There comes a point when God renders judgment, & those Words are anything but powerless. Then life teaches hard lessons. Illness intrudes upon our plans. Death interrupts our goals. And there’re hundreds of smaller inconveniences that daily interfere with our ideas. Life itself, if lived as God wills, is a constant struggle of hard teachings.

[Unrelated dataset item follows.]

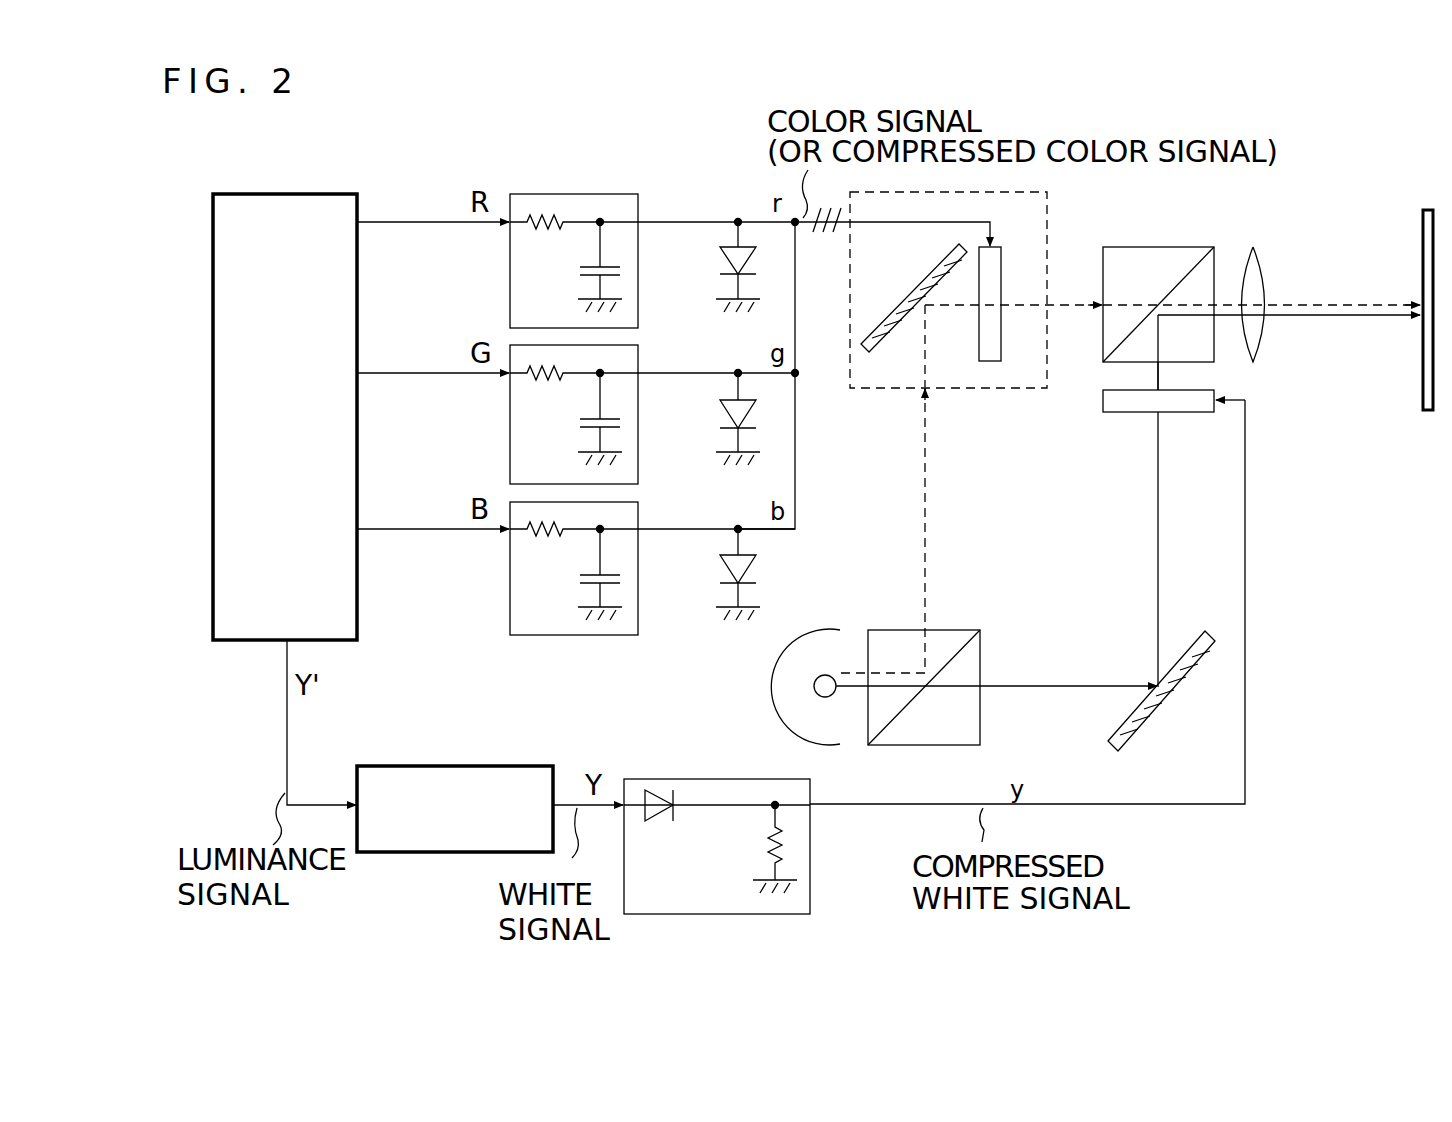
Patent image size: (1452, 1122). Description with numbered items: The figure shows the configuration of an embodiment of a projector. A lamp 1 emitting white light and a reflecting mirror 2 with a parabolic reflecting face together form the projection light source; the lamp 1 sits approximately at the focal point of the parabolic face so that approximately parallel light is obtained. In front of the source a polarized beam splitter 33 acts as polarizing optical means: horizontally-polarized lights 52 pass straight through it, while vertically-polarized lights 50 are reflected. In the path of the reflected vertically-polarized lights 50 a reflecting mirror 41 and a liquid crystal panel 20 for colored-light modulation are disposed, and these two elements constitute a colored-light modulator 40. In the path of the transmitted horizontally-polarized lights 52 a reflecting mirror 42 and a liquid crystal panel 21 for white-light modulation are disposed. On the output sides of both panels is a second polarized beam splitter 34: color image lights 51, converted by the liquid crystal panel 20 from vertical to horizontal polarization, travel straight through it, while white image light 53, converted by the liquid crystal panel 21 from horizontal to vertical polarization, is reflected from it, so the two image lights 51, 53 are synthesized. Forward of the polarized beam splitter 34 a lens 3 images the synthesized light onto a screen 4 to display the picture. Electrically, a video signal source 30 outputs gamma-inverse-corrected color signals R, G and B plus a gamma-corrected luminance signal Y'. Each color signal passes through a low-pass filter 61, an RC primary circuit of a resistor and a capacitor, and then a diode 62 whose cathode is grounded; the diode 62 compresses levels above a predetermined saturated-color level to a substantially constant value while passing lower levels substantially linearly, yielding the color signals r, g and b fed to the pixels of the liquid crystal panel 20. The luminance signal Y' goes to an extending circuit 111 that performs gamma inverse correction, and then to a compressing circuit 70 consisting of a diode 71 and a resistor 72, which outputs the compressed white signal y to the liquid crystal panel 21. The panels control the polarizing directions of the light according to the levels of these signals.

And God does not promise that He’ll always light our path to see His will. Isaiah wrote,
“Let him who walks in darkness & has no light trust in the name of the Lord & rely on his God.” (50:10 ESV) Sometimes we are fighting with our sinful nature. Sometimes we’re fighting with our holy nature. And there are plenty of times when we cannot tell the difference. We won’t always know what is the right thing to do. But no matter the battle, the final question always boils down to, “Do you believe in Jesus as Savior, or don’t you?” PAUSE
We cannot always know what is right, but we can always know that Christ has the words of eternal life. After the offended disciples left, Jesus asked His remaining followers, “Do you want to go away as well?” Simon Peter answered Him, “Lord, to whom shall we go? You have the words of eternal life.” (John 6:67-68 ESV)
Congregations that use the hymnal recognize those last sentences. They’re sung by the people just before the Gospel reading. And they’re a fitting introduction to the Good News, because they speak volumes about where salvation is to be found.
We don’t find it in psychology or salesmanship. We don’t find it in good works nor in decent living. A man will not find it in bringing up his children correctly, nor will a woman find it in submitting to her husband. None of us can even find salvation in accepting hard teachings. All of those actions, God pleasing as they are, do not gain us eternal life.
By virtue of Christ’s Words we have eternal life as a gift. It comes first. All our God pleasing actions flow out of, & as a result of, the spiritual life that came first. That order of salvation releases us from guilt & worry, because first Jesus sees to it that He earns eternal life for the whole world.
Only a living tree can produce fruit, & first Christ’s Words made us alive. Those words are still making us alive – over & over. The only thing for us to do is share that fantastic & life giving news, as a healthy tree shares its fruit. As the Holy Spirit calls, gathers, enlightens & sanctifies you, you will find that God’s teachings are not so difficult to accept after all.
“Lord, to whom shall we go? You have the Words of eternal life.” Amen.
Praise the Lord all you nations; extol Him all you peoples. For great is His love toward us, & the faithfulness of the Lord endures forever. Praise the Lord. Amen. Psalm 117:1-2.